Längst haben Unternehmen und Agenturen das Marketing-Potenzial von Bloggern im Visier. Produktproben und Einladungen zu Events fördern die sog. Blogger-Relations mit dem Ziel, eine möglichst wohlwollende Berichterstattung zu bekommen und darüber hinaus gleich noch die Social-Media-Kanäle zu bespielen.
Wer sich als Blogger darauf einlässt, hat oftmals keine monetären Ziele im Sinn, wenn er Produkte testet und darüber schreibt. Doch irgendwann stellt sich auch für den ambitionierten Blogger die Frage, wieso er für lau Werbung für Unternehmen machen soll. Denn oftmals sind die entstandenen Posts tatsächlich als Werbung einzustufen – mehr oder weniger.
Spätestens jetzt hinterfragt er, auf welchen Regeln die publizistische Zusammenarbeit basiert.
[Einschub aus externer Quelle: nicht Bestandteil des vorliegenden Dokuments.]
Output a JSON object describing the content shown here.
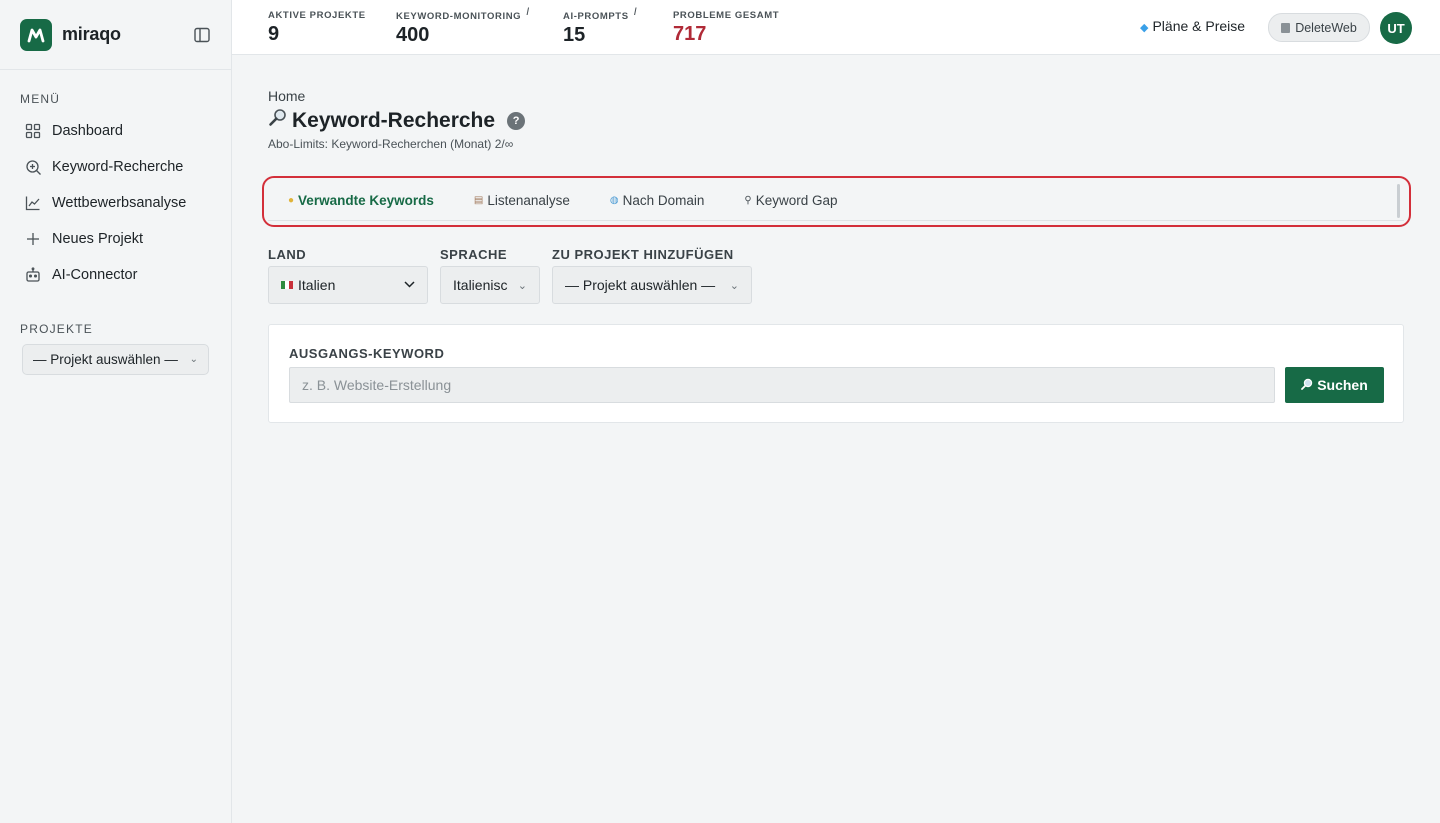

Die sehr häufig anzutreffende Konstellation
- Agentur zahlt nichts für den Beitrag
- einladendes Unternehmen untersagt kritische Berichterstattung
- Blogger lässt sich in seine publizistische Freiheit nicht hineinreden
führt zwangsläufig zu Spannungen.
Der Blogger muss reagieren: Lässt er sich vereinnahmen und wenn ja, wie weit? Verzichtet er künftig auf bestimmte Annehmlichkeiten? Oder findet er einen Konsens, bei dem alle Seiten ihre Glaubwürdigkeit bewahren? Das wäre freilich der Idealfall, und zwar für alle Beteiligten. Die Grenze zur Schleichwerbung ist schnell überschritten. Gefakte Publicity vergleiche ich gerne mal mit einer zusammengepressten Masse, die uns als Fleisch oder Käse verkauft wird; also schöner Schein und wenig eigentliche Substanz.
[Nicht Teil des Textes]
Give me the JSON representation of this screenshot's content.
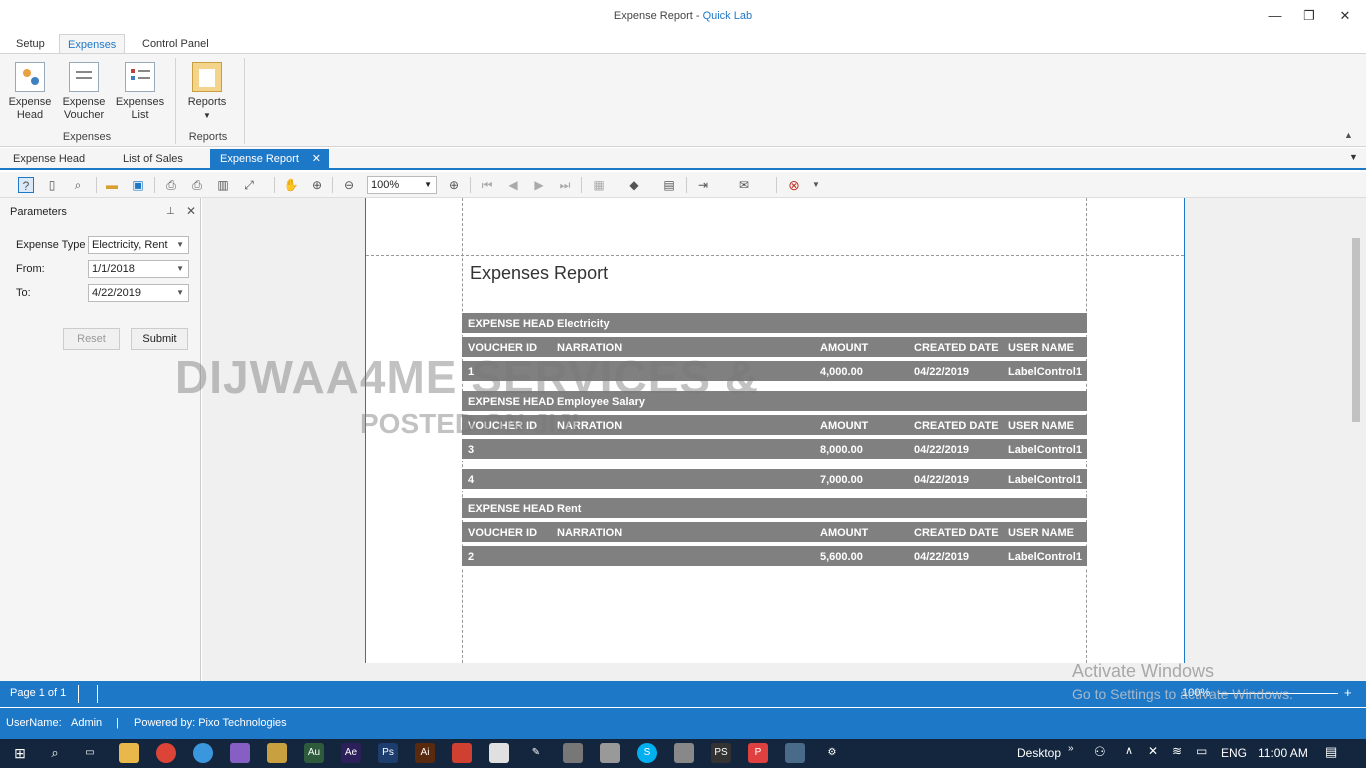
{
  "window": {
    "title_doc": "Expense Report - ",
    "title_app": "Quick Lab",
    "minimize": "—",
    "restore": "❐",
    "close": "✕"
  },
  "ribbon_tabs": [
    "Setup",
    "Expenses",
    "Control Panel"
  ],
  "ribbon": {
    "buttons": [
      {
        "label": "Expense Head",
        "icon": "expense-head-icon"
      },
      {
        "label": "Expense Voucher",
        "icon": "expense-voucher-icon"
      },
      {
        "label": "Expenses List",
        "icon": "expenses-list-icon"
      },
      {
        "label": "Reports",
        "icon": "reports-clipboard-icon"
      }
    ],
    "groups": [
      "Expenses",
      "Reports"
    ]
  },
  "doc_tabs": [
    "Expense Head",
    "List of Sales",
    "Expense Report"
  ],
  "toolbar": {
    "zoom": "100%"
  },
  "params": {
    "title": "Parameters",
    "expense_type_label": "Expense Type",
    "expense_type_value": "Electricity, Rent",
    "from_label": "From:",
    "from_value": "1/1/2018",
    "to_label": "To:",
    "to_value": "4/22/2019",
    "reset": "Reset",
    "submit": "Submit"
  },
  "report": {
    "title": "Expenses Report",
    "head_label": "EXPENSE HEAD",
    "columns": [
      "VOUCHER ID",
      "NARRATION",
      "AMOUNT",
      "CREATED DATE",
      "USER NAME"
    ],
    "groups": [
      {
        "head": "Electricity",
        "rows": [
          {
            "id": "1",
            "narration": "",
            "amount": "4,000.00",
            "date": "04/22/2019",
            "user": "LabelControl1"
          }
        ]
      },
      {
        "head": "Employee Salary",
        "rows": [
          {
            "id": "3",
            "narration": "",
            "amount": "8,000.00",
            "date": "04/22/2019",
            "user": "LabelControl1"
          },
          {
            "id": "4",
            "narration": "",
            "amount": "7,000.00",
            "date": "04/22/2019",
            "user": "LabelControl1"
          }
        ]
      },
      {
        "head": "Rent",
        "rows": [
          {
            "id": "2",
            "narration": "",
            "amount": "5,600.00",
            "date": "04/22/2019",
            "user": "LabelControl1"
          }
        ]
      }
    ]
  },
  "watermark": {
    "line1": "DIJWAA4ME SERVICES &",
    "line2": "POSTED ON JIJI"
  },
  "activate": {
    "line1": "Activate Windows",
    "line2": "Go to Settings to activate Windows."
  },
  "status": {
    "page": "Page 1 of 1",
    "zoom": "100%",
    "username_label": "UserName:",
    "username": "Admin",
    "powered": "Powered by: Pixo Technologies"
  },
  "taskbar": {
    "desktop": "Desktop",
    "lang": "ENG",
    "time": "11:00 AM"
  }
}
Beispiele aus der Bloggerszene
Die Bloggerin Marianna Hillmer-Wiechmann schreibt dazu aus ihrer Sicht:
Wenn Blogs demnächst genau wie klassische Medien immer mehr bezahlte Inhalte ungekennzeichnet redaktionell veröffentlichen, ist die Glaubwürdigkeit der persönlichen Erfahrung und Empfehlung schnell hinüber und die ursprüngliche Blogidee als solche hinfällig, was schade wär.
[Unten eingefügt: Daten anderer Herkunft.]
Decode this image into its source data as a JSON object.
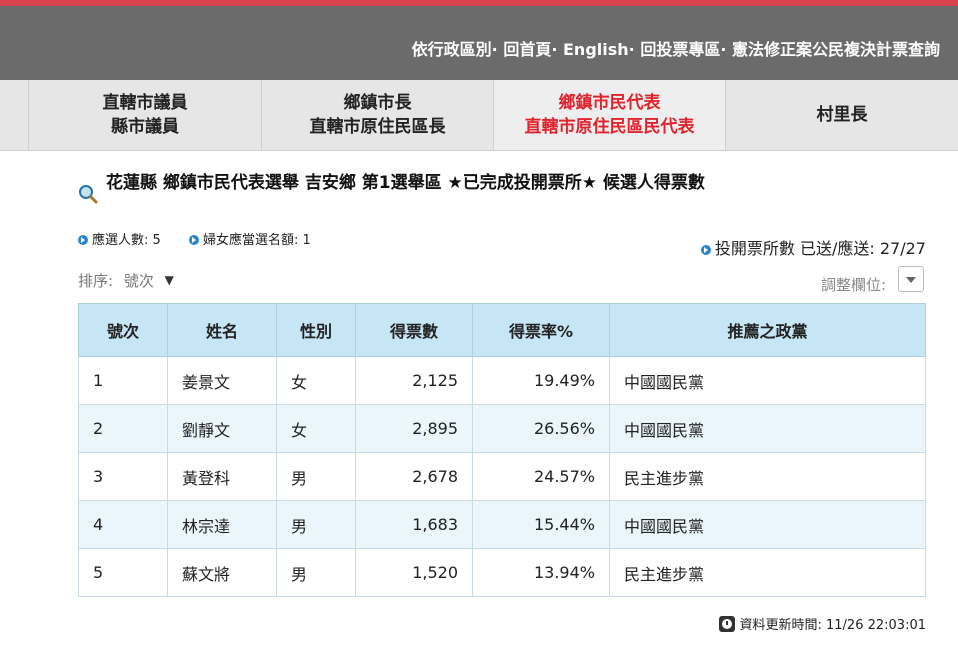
{
  "top_nav": [
    "依行政區別·",
    "回首頁·",
    "English·",
    "回投票專區·",
    "憲法修正案公民複決計票查詢"
  ],
  "tabs": [
    {
      "line1": "直轄市議員",
      "line2": "縣市議員"
    },
    {
      "line1": "鄉鎮市長",
      "line2": "直轄市原住民區長"
    },
    {
      "line1": "鄉鎮市民代表",
      "line2": "直轄市原住民區民代表"
    },
    {
      "line1": "村里長",
      "line2": ""
    }
  ],
  "title": "花蓮縣 鄉鎮市民代表選舉 吉安鄉 第1選舉區 ★已完成投開票所★ 候選人得票數",
  "info": {
    "elected_count": "應選人數: 5",
    "women_quota": "婦女應當選名額: 1",
    "stations": "投開票所數 已送/應送: 27/27"
  },
  "sort": {
    "label": "排序:",
    "value": "號次"
  },
  "adjust_label": "調整欄位:",
  "table": {
    "headers": [
      "號次",
      "姓名",
      "性別",
      "得票數",
      "得票率%",
      "推薦之政黨"
    ],
    "rows": [
      [
        "1",
        "姜景文",
        "女",
        "2,125",
        "19.49%",
        "中國國民黨"
      ],
      [
        "2",
        "劉靜文",
        "女",
        "2,895",
        "26.56%",
        "中國國民黨"
      ],
      [
        "3",
        "黃登科",
        "男",
        "2,678",
        "24.57%",
        "民主進步黨"
      ],
      [
        "4",
        "林宗達",
        "男",
        "1,683",
        "15.44%",
        "中國國民黨"
      ],
      [
        "5",
        "蘇文將",
        "男",
        "1,520",
        "13.94%",
        "民主進步黨"
      ]
    ]
  },
  "update_time": "資料更新時間: 11/26 22:03:01",
  "icons": [
    "search-icon",
    "bullet-arrow-icon",
    "sort-caret-icon",
    "dropdown-caret-icon",
    "clock-icon"
  ],
  "colors": {
    "header_bar": "#6b6b6b",
    "accent_red": "#e0242e",
    "table_header": "#c7e6f5",
    "row_alt": "#eaf6fc"
  }
}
(Quelle: http://reiseblogger-kollektiv.com/7-fragen-an-marianna-hillmer-wiechmann-weltenbummler-mag/)
Wer denkt, der Leser ließe sich hinter’s Licht führen, der irrt. Sicherlich ist es manchem gleichgültig, ob der Test-Bericht auf einer Produktzuwendung basiert oder nicht. Hauptsache, er erfährt darin, was ihm wichtig ist. Aber darum geht es nicht, sondern um Glaubwürdigkeit und Transparenz dem Leser gegenüber. Deshalb empfinde ich es als wohltuend, Meinungen wie die des Privatbloggers Torsten Maue zu lesen:
Ich denke Ehrlichkeit und Transparenz sich selbst und anderen gegenüber hat noch niemandem geschadet.
. In seinem Beitrag Sponsoring von Bloggern
macht er sich Gedanken um
Fragen, die sich eigentlich jeder Blogger mal stellen sollte.
Ein praktisches Beispiel für eine transparente Kennzeichnung zeigt uns Anja Schloßmacher mit dem Beitrag über ihren Aufenthalt in einem Biohotel:
http://castlemaker.de/.
Private und berufliche Blogger liegen bei der Berichterstattung nicht weit auseinander. Das oben Gesagte trifft auch auf journalistische Rezensionen und Berichterstattungen zu, wobei Journalisten ganz klar dem Pressekodex unterliegen, den Spielraum der journalistischen Textstile ausschöpfen und für ihre Recherchen strengere Maßstäbe anlegen. Beide Seiten hat der Journalist Dominik Ruisinger kritisch in seinem Beitrag
Blogger Relations in der Glaubwürdigkeitsfalle?
betrachtet.
Welche Regeln Journalisten beim Bloggen beachten müssen, erklärt Rechtsanwalt Thomas Schwenke in seinem Beitrag Basiswissen Journalismus: Presserecht für Journalisten und Blogger
:
Ebenfalls ist der Leser darüber aufzuklären, wenn ganze Artikel bezahlt werden. Ein so genanntes Kopplungsverbot verbietet es Auftragsarbeiten als objektive Artikel zu veröffentlichen. Dasselbe gilt, wenn Testprodukte gestellt werden.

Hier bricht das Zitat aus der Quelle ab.